There are three common variants to this:

relative addressing - program counter is the displacement
base-register addressing - the register is implicit
indexing - the reverse of base-register. This is fast for iteration.

Stack Memories

Stacks are standard computer data structures. A sequence of memory locations are applied to for a stack memory. Stacks operate as FILO, so access is only to the top item in memory. You "push" to an empty address above the current top and "pull" to get the current top address.

Stallings 10 appendix A

An area of memory is reserved for stack. A pointer is directed to the current top address in a dedicated stack pointer register, because of this, stacks use register indirect-addressing. The top few items in a stack may be in a register or cache for fast access.

With stacks, instructions don't need addresses. The opcode always operates on the top value.

Assembler and Machine Code

Stallings 10

To execute an instruction, each element is read and decoded in turn.
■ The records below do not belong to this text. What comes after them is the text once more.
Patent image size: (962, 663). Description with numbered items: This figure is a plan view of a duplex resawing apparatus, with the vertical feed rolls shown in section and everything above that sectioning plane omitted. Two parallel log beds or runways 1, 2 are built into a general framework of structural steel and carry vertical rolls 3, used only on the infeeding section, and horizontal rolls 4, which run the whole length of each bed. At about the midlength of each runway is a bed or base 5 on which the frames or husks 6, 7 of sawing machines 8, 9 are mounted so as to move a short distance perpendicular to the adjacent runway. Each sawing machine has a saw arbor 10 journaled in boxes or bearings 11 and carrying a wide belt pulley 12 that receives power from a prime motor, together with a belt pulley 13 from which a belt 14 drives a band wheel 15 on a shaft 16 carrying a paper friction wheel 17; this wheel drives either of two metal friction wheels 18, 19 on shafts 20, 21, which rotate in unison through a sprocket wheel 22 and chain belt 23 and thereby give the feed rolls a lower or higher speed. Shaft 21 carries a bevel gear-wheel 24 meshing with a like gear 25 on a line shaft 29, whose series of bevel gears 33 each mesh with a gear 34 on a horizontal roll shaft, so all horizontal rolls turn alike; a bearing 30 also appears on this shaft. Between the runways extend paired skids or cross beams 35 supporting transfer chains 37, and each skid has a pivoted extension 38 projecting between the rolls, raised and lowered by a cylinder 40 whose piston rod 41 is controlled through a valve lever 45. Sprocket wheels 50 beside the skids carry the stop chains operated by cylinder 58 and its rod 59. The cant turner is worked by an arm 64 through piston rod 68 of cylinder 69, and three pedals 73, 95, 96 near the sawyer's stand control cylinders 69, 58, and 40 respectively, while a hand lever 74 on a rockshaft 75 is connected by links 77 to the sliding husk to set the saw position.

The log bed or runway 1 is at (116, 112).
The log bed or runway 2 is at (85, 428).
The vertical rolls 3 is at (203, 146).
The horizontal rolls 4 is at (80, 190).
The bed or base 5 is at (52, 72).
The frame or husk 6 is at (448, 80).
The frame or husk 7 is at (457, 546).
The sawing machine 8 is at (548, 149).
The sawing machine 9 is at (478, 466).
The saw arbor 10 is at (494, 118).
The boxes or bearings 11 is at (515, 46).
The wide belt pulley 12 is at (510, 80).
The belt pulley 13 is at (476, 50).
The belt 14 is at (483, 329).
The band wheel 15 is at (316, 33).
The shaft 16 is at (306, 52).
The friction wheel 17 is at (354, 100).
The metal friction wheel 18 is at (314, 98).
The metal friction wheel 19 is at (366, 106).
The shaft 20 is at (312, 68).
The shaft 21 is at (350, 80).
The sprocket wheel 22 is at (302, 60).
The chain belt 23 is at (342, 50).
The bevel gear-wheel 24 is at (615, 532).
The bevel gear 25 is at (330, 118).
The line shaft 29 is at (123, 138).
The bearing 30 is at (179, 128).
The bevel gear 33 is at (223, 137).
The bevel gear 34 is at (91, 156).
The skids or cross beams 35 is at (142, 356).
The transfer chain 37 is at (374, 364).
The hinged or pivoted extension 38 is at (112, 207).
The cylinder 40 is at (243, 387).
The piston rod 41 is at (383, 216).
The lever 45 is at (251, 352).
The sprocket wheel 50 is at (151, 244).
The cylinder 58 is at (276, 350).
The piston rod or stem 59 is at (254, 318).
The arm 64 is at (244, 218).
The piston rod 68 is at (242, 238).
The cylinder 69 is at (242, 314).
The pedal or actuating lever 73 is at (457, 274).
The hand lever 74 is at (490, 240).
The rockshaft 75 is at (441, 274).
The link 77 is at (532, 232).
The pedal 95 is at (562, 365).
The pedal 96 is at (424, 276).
Micro-operations occur for decoding addresses and data and then the instruction cycle is a sub-unit of the execution.

The CPU and instructions should be designed to remove any ambiguity.

The instruction cycle works like this:

CPU: Calculate next instruction address
Memory: Fetch next instruction
CPU: Decode instructions (using micro-instructions, where are arch dependant) and get input operands, opcodes and output operands.
CPU: Calculate address of input operands
Memory: Fetch the address and return the data
CPU: Perform the operation (determined by the opcode) on the data.
CPU: Calculate the output address
Memory: Store the output
CPU: Loop to the next item in the F-E cycle.

The exact instruction cycle varies according to the architecture (there may be multiple operands, implicit operands, etc)...

The maximum amount of operands any instruction needs is 4 - two input, 1 result and the next instruction reference. However, due to implicitness, a 4 operand instruction set is rare. 1 or 2 operands instruction sets are common.

Reverse Polish Notation

Wikipedia

Reverse Polish Notation is useful when coding for a 1 operand instruction set. The format always gives correct precedence and it is most easily envisaged as a graph.

There are different ways of representing machine code:

Machine code - binary codes that map directly to electrical signals.
Symbolic instructions: Assembler - mnemonic codes and addresses (normally hexadecimal). This needs to be "assembled" in machine code.
High-level programming language - needs to be compiled and assembled.

The instruction set determines functionality and capabilities, and also how easy programming is. More instructions require more opcodes, and therefore more space, but it makes coding easier.

There are many issues in dispute about instruction set design, the hardware has never been stable enough for consensus to occur.

Types of Operation

Stallings 10.3

In 1998, J Hayes said there were 7 types of operation which instructions can be grouped into.

Data Transfer - apply to transfer chunks of data (e.g., MOVE, LOAD, STORE, SET, CLEAR, RESET, PUSH, POP). These are usually the simplest operations to build.
Arithmetic - ADD, SUB, MULT, etc...
Logic - like arithmetic, but for any value, for example NOT (bit flipping/twiddling), AND, EQUAL, bit shifting, etc...
Conversion - translation between numeric formats (floating point/integer, normalised/denormalised), length translations, etc...
I/O - can either be memory mapped (the I/O addresses are in memory address space, so only one set of instructions is needed for both I/O and memory) or isolated (separate addresses and opcodes for I/O and memory)
System Control - usually only available to CPU and OS, allows access to privileged states and instructions, e.g., modifying special registers (program counter, etc).
Transfer of Control - breaking the normal F-E cycle, essentially overriding the program counter. Using these instructions you can implement thinks like loops (JMP), conditionals (Branch if). You can call procedures with a CALL command, which runs a new program in the F-E cycle. RETURN then goes back to where you CALLed from to continue. A stack of CALL locations allows you to implement multiple levels of procedures.